陽イオン交換による一次精製:Capto−MMC担体約400mLをXK50/400mmクロマトカラムに充填し、0.5N NaOHで30分間洗い流して発熱因子を死滅させた後、平衡化バッファーI(無水酢酸ナトリウム2g/L、NaCl 11g/L、酢酸でpH4.5に調製したもの)2Lを用いて流速300cm/hでクロマトカラムを平衡化し、pHを5.0に安定させた。サンプル注入量が10Lであり、サンプルの導電率が20.3mS/cm、pH4.8であった。サンプルを注入した後、平衡化バッファーII(無水酢酸ナトリウム2g/L、NaCl 15g/L、10〜11%(v/v)無水エタノール、酢酸でpH4.8に調整し、注射用水で調製したもの)2Lを用いて流速300cm/hで再びクロマトカラムを平衡化し、洗浄バッファー(無水酢酸ナトリウム2g/L、16%(v/v)無水エタノール、NaClで導電率を83.5mS/cmに調整し、酢酸でpH5.0に調整し、注射用水で調製したもの)3000mLを用いて流速300cm/hで不純物を洗い流した。溶出バッファー(リン酸二水素ナトリウム2.67g/L、リン酸水素二ナトリウム2.82g/L、NaCl 23.4g/L、pH6.3〜6.4、注射用水で調製したもの)を用いて標的ピークを溶離させ、OsrHSA含有画分を得た。電気泳動の写真を、図8のAに示す。
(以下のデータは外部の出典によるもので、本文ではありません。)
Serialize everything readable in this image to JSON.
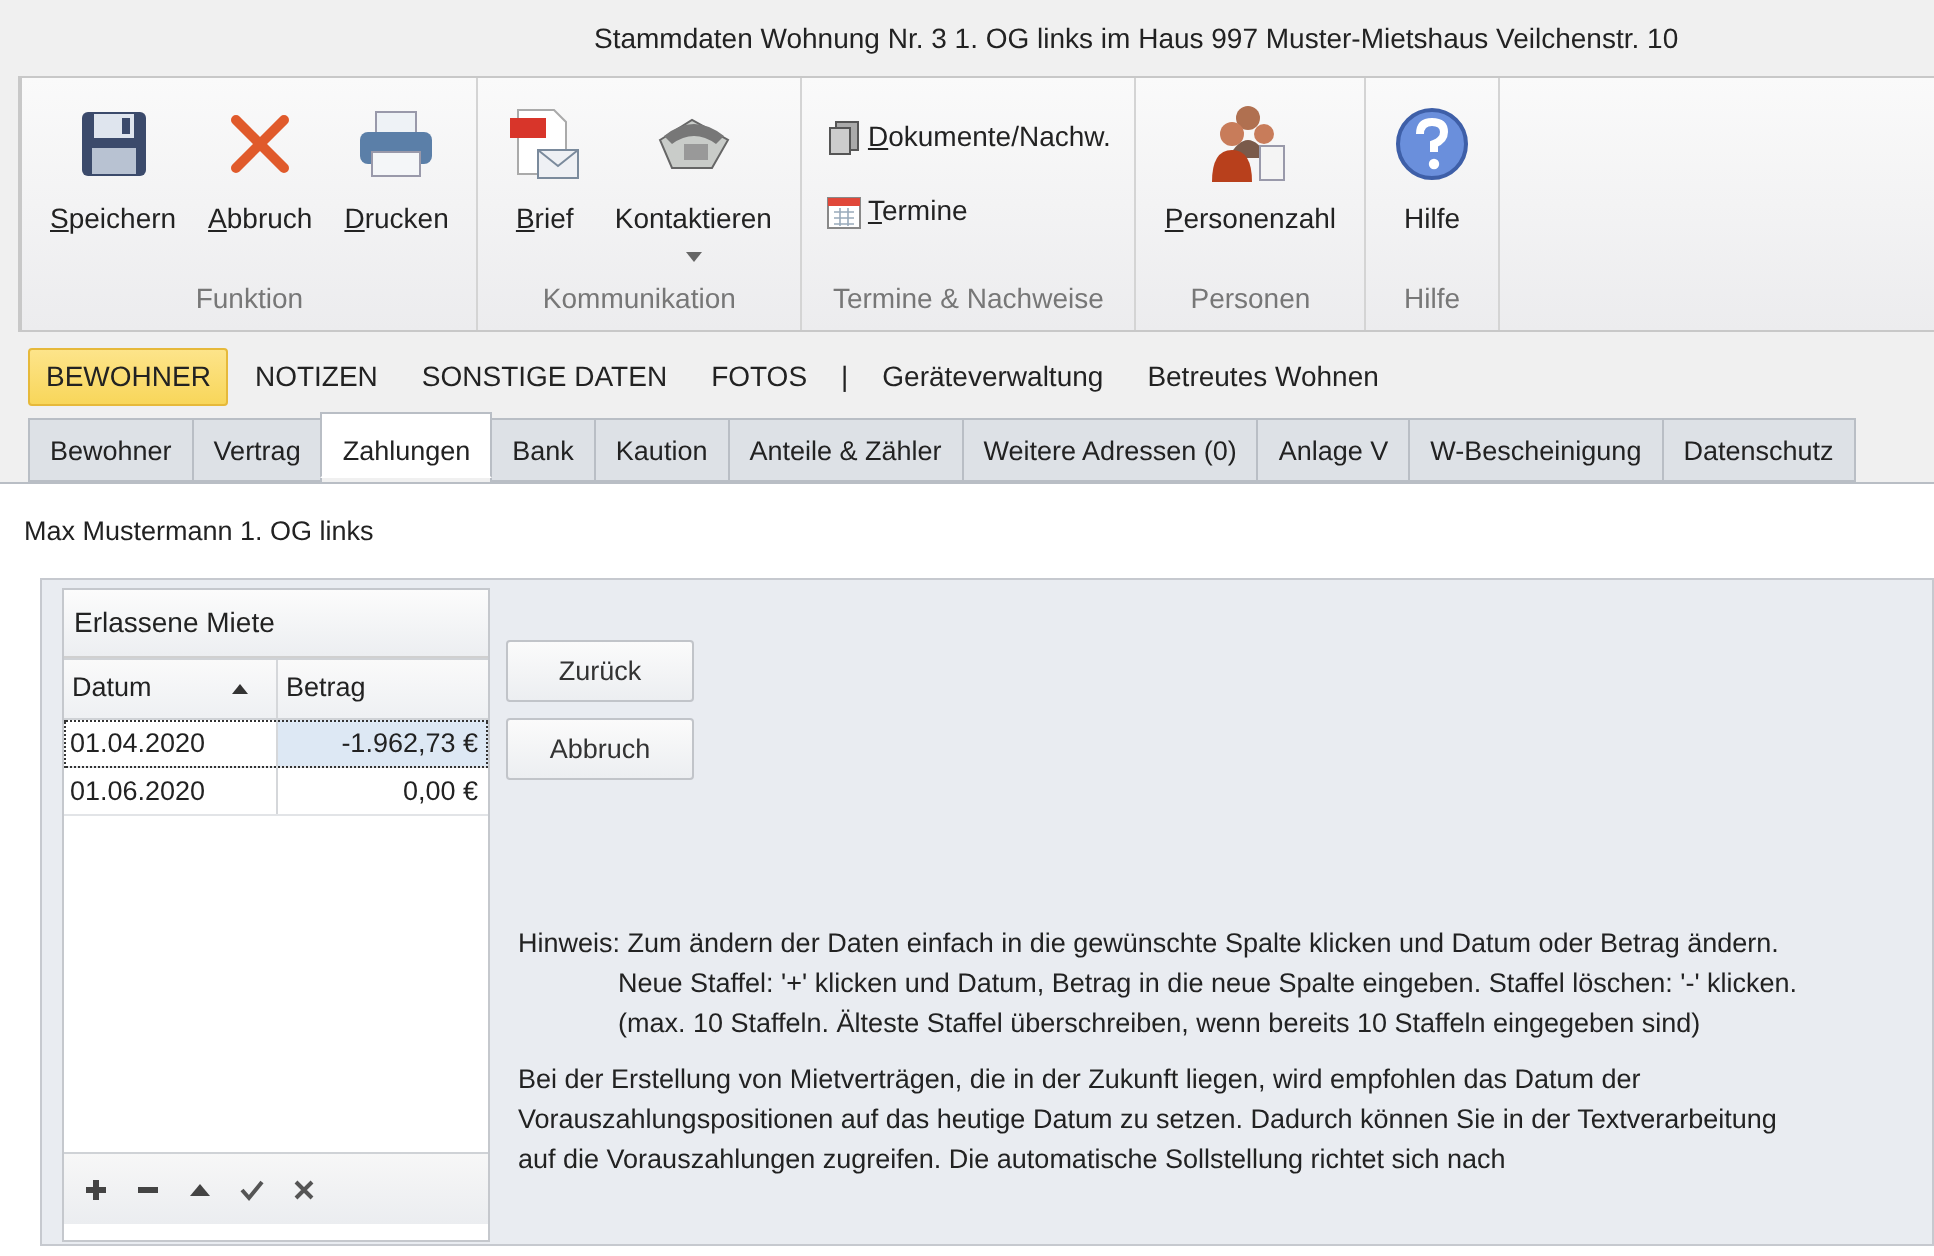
{
  "window": {
    "title": "Stammdaten Wohnung Nr. 3 1. OG links im Haus 997  Muster-Mietshaus Veilchenstr. 10"
  },
  "ribbon": {
    "groups": [
      {
        "label": "Funktion",
        "buttons": [
          {
            "label": "Speichern",
            "kind": "large",
            "access_key": true
          },
          {
            "label": "Abbruch",
            "kind": "large",
            "access_key": true
          },
          {
            "label": "Drucken",
            "kind": "large",
            "access_key": true
          }
        ]
      },
      {
        "label": "Kommunikation",
        "buttons": [
          {
            "label": "Brief",
            "kind": "large",
            "access_key": true
          },
          {
            "label": "Kontaktieren",
            "kind": "large",
            "access_key": false,
            "dropdown": true
          }
        ]
      },
      {
        "label": "Termine & Nachweise",
        "buttons": [
          {
            "label": "Dokumente/Nachw.",
            "kind": "small",
            "access_key": true
          },
          {
            "label": "Termine",
            "kind": "small",
            "access_key": true
          }
        ]
      },
      {
        "label": "Personen",
        "buttons": [
          {
            "label": "Personenzahl",
            "kind": "large",
            "access_key": true
          }
        ]
      },
      {
        "label": "Hilfe",
        "buttons": [
          {
            "label": "Hilfe",
            "kind": "large",
            "access_key": false
          }
        ]
      }
    ]
  },
  "nav": [
    {
      "label": "BEWOHNER",
      "kind": "category",
      "selected": true
    },
    {
      "label": "NOTIZEN",
      "kind": "category",
      "selected": false
    },
    {
      "label": "SONSTIGE DATEN",
      "kind": "category",
      "selected": false
    },
    {
      "label": "FOTOS",
      "kind": "category",
      "selected": false
    },
    {
      "label": "|",
      "kind": "separator"
    },
    {
      "label": "Geräteverwaltung",
      "kind": "link",
      "selected": false
    },
    {
      "label": "Betreutes Wohnen",
      "kind": "link",
      "selected": false
    }
  ],
  "tabs": [
    {
      "label": "Bewohner",
      "selected": false
    },
    {
      "label": "Vertrag",
      "selected": false
    },
    {
      "label": "Zahlungen",
      "selected": true
    },
    {
      "label": "Bank",
      "selected": false
    },
    {
      "label": "Kaution",
      "selected": false
    },
    {
      "label": "Anteile & Zähler",
      "selected": false
    },
    {
      "label": "Weitere Adressen (0)",
      "selected": false
    },
    {
      "label": "Anlage V",
      "selected": false
    },
    {
      "label": "W-Bescheinigung",
      "selected": false
    },
    {
      "label": "Datenschutz",
      "selected": false
    }
  ],
  "tenant_line": "Max Mustermann 1. OG links",
  "grid": {
    "title": "Erlassene Miete",
    "columns": [
      {
        "label": "Datum",
        "sorted": true
      },
      {
        "label": "Betrag",
        "sorted": false
      }
    ],
    "rows": [
      {
        "datum": "01.04.2020",
        "betrag": "-1.962,73  €",
        "selected": true
      },
      {
        "datum": "01.06.2020",
        "betrag": "0,00 €",
        "selected": false
      }
    ]
  },
  "buttons": [
    "Zurück",
    "Abbruch"
  ],
  "hint_lines": [
    "Hinweis: Zum ändern der Daten einfach in die gewünschte Spalte klicken und Datum oder Betrag ändern.",
    "Neue Staffel: '+' klicken und Datum, Betrag in die neue Spalte eingeben. Staffel löschen: '-' klicken.",
    "(max. 10 Staffeln. Älteste Staffel überschreiben, wenn bereits 10 Staffeln eingegeben sind)"
  ],
  "info": "Bei der Erstellung von Mietverträgen, die in der Zukunft liegen, wird empfohlen das Datum der Vorauszahlungspositionen auf das heutige Datum zu setzen. Dadurch können Sie in der Textverarbeitung auf die Vorauszahlungen zugreifen. Die automatische Sollstellung richtet sich nach"
}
Capto−MMC担体約400mLをXK50/400mmクロマトカラムに充填し、0.5N NaOHで30分間洗い流して発熱因子を死滅させた後、平衡化バッファーI(無水酢酸ナトリウム2g/L、NaCl 11g/L、酢酸でpH4.5に調製したもの)2000mLを用いて流速300cm/hでクロマトカラムを平衡化し、pHを4.5に安定させた。サンプル注入量が10000mLであり、サンプルの導電率が5.5〜8.0mS/cm、pHが4.5であった。サンプルを注入した後、平衡化バッファーII(無水酢酸ナトリウム2g/L、NaCl 15g/L、10〜11%(v/v)イソプロパノール、酢酸でpH4.5に調整し、注射用水で調製したもの)2000mLを用いて流速300cm/hで再びクロマトカラムを平衡化し、洗浄バッファー(無水酢酸ナトリウム2g/L、15〜16%(v/v)イソプロパノール、NaClで導電率を82〜89mS/cmに調整し、酢酸でpH4.8〜4.9に調整し、注射用水で調製したもの)3000mLを用いて流速300cm/hで不純物を洗い流した。溶出バッファー(リン酸二水素ナトリウム2.67g/L、リン酸水素二ナトリウム2.82g/L、NaCl 23.4g/L、pH6.3〜6.4、注射用水で調製したもの)を用いて標的ピークを溶離させ、OsrHSA含有画分を得た。電気泳動の写真を、図9(A)に示す。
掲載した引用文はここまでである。